# Validation on GPU Systems - NCCL over HGX-H100 Systems

## HGX-H100 Topology
![alt text](../../_static/images/validation/hardware/hgx_h100/hgx_h100_topology.png)

## Senario - 1: 2-GPUs All-Reduce
### Hardware Setup
1. 2 H100 GPUs connected in switch, over 4 NVSwitches
2. Each GPU has bidirectional BW of 900 GB/s
3. NCCL Ring Algorithm

### ASTRA-Sim setup
1. Modelled with the ASTRA-Sim Analytical Backend
2. Switch Network Topology

### Collectives run
1. All-Reduce
2. Reduction operation - Sum


### Results
![alt text](../../_static/images/validation/hardware/hgx_h100/2gpus.png)

**Geomean error rate = 20.63%**


## Senario - 2: 4-GPUs All-Reduce
### Hardware Setup
1. 4 H100 GPUs connected in switch, over 4 NVSwitches
2. Each GPU has bidirectional BW of 900 GB/s
3. NCCL Ring Algorithm

### ASTRA-Sim setup
1. Modelled with the ASTRA-Sim Analytical Backend
2. Switch Network Topology

### Collectives run
1. All-Reduce
2. Reduction operation - Sum

### Results
![alt text](../../_static/images/validation/hardware/hgx_h100/4gpus.png)

**Geomean error rate = 12.01%**

## Senario - 3: 8-GPUs All-Reduce
### Hardware Setup
1. 8 H100 GPUs connected in switch, over 4 NVSwitches
2. Each GPU has bidirectional BW of 900 GB/s
3. NCCL Ring Algorithm

### ASTRA-Sim setup
1. Modelled with the ASTRA-Sim Analytical Backend
2. Switch Network Topology

### Collectives run
1. All-Reduce
2. Reduction operation - Sum

### Results
![alt text](../../_static/images/validation/hardware/hgx_h100/8gpus.png)

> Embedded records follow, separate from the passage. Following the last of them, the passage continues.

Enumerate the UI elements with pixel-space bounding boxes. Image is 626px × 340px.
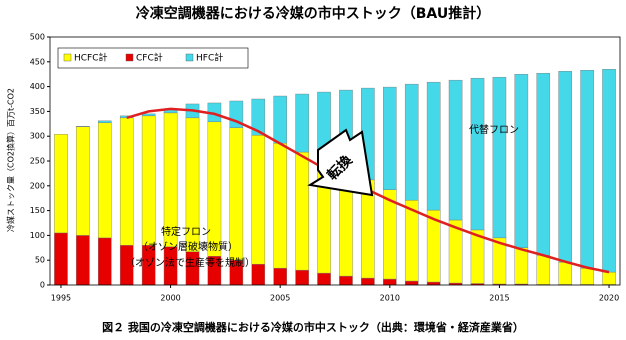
y-tick-label: 450 — [30, 57, 45, 66]
y-tick-label: 200 — [30, 181, 45, 190]
bar-segment — [470, 77, 485, 231]
bar-segment — [580, 267, 594, 285]
bar-segment — [295, 151, 309, 271]
bar-segment — [492, 76, 507, 239]
annotation: （オゾン法で生産等を規制） — [125, 256, 255, 269]
x-tick-label: 2010 — [380, 294, 400, 303]
bar-segment — [514, 73, 529, 249]
legend-swatch — [63, 53, 72, 62]
bar-segment — [361, 277, 375, 286]
annotation: 特定フロン — [161, 225, 211, 238]
y-axis-label: 冷媒ストック量（CO2換算）百万t-CO2 — [6, 88, 16, 232]
bar-segment — [317, 272, 331, 286]
bar-segment — [98, 122, 112, 239]
y-tick-label: 100 — [30, 231, 45, 240]
bar-segment — [602, 271, 616, 285]
y-tick-label: 350 — [30, 107, 45, 116]
bar-segment — [273, 95, 287, 144]
bar-segment — [119, 117, 134, 246]
bar-segment — [383, 86, 397, 190]
bar-segment — [558, 71, 572, 263]
bar-segment — [536, 255, 551, 285]
y-tick-label: 300 — [30, 132, 45, 141]
bar-segment — [251, 135, 266, 265]
bar-segment — [141, 115, 156, 246]
shift-arrow — [307, 128, 374, 197]
bar-segment — [558, 261, 572, 285]
annotation: 代替フロン — [469, 123, 519, 136]
legend-box — [57, 47, 249, 69]
bar-segment — [514, 247, 529, 285]
bar-segment — [448, 79, 463, 221]
bar-segment — [339, 275, 353, 286]
legend-swatch — [125, 53, 134, 62]
annotation: （オゾン層破壊物質） — [138, 240, 238, 253]
bar-segment — [76, 235, 90, 286]
x-tick-label: 2020 — [599, 294, 619, 303]
bar-segment — [273, 142, 287, 269]
bar-segment — [404, 280, 419, 286]
bar-segment — [76, 126, 90, 236]
y-tick-label: 150 — [30, 206, 45, 215]
x-tick-label: 2015 — [489, 294, 509, 303]
caption: 図２ 我国の冷凍空調機器における冷媒の市中ストック（出典：環境省・経済産業省） — [102, 320, 524, 334]
x-tick-label: 1995 — [51, 294, 71, 303]
bar-segment — [426, 81, 441, 211]
y-tick-label: 0 — [40, 281, 45, 290]
bar-segment — [273, 267, 287, 286]
y-tick-label: 50 — [35, 256, 45, 265]
bar-segment — [98, 237, 112, 286]
bar-segment — [404, 83, 419, 201]
bar-segment — [229, 127, 244, 261]
bar-segment — [536, 73, 551, 256]
x-tick-label: 2000 — [160, 294, 180, 303]
bar-segment — [383, 278, 397, 286]
legend-label: CFC計 — [136, 52, 163, 64]
bar-segment — [295, 269, 309, 286]
chart-title: 冷凍空調機器における冷媒の市中ストック（BAU推計） — [136, 5, 490, 22]
annotations: 転換 特定フロン （オゾン層破壊物質） （オゾン法で生産等を規制） 代替フロン — [125, 123, 519, 269]
bar-segment — [54, 232, 68, 286]
y-tick-label: 400 — [30, 82, 45, 91]
bar-segment — [580, 70, 594, 269]
bar-segment — [251, 98, 266, 136]
y-tick-label: 500 — [30, 33, 45, 42]
bar-segment — [602, 69, 616, 273]
y-tick-label: 250 — [30, 157, 45, 166]
x-tick-label: 2005 — [270, 294, 290, 303]
legend-label: HCFC計 — [74, 52, 108, 64]
bar-segment — [141, 113, 156, 117]
bar-segment — [295, 93, 309, 153]
bar-segment — [426, 281, 441, 286]
legend-label: HFC計 — [196, 52, 223, 64]
legend-swatch — [185, 53, 194, 62]
bar-segment — [54, 134, 68, 234]
bar-segment — [98, 120, 112, 124]
plot-border — [49, 36, 621, 286]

**Geomean error rate = 9.69%**


## Recommended practices
1. Emperically extract warm up latency by running smaller collectives
2. Emperically extract practical link latency by first running smaller collectives and varying number of NPUs/GPUs
3. It is observed that the maximum achieved BW is 741.34 GB/s (bidirectional).
4. Strictly enforce NCCL to use only Ring Algorithm. NCCL switches from Ring to Tree algorithm with respect to Collective sizes. We observe this to be suboptimal, atleast for this topology, hardware and configuration.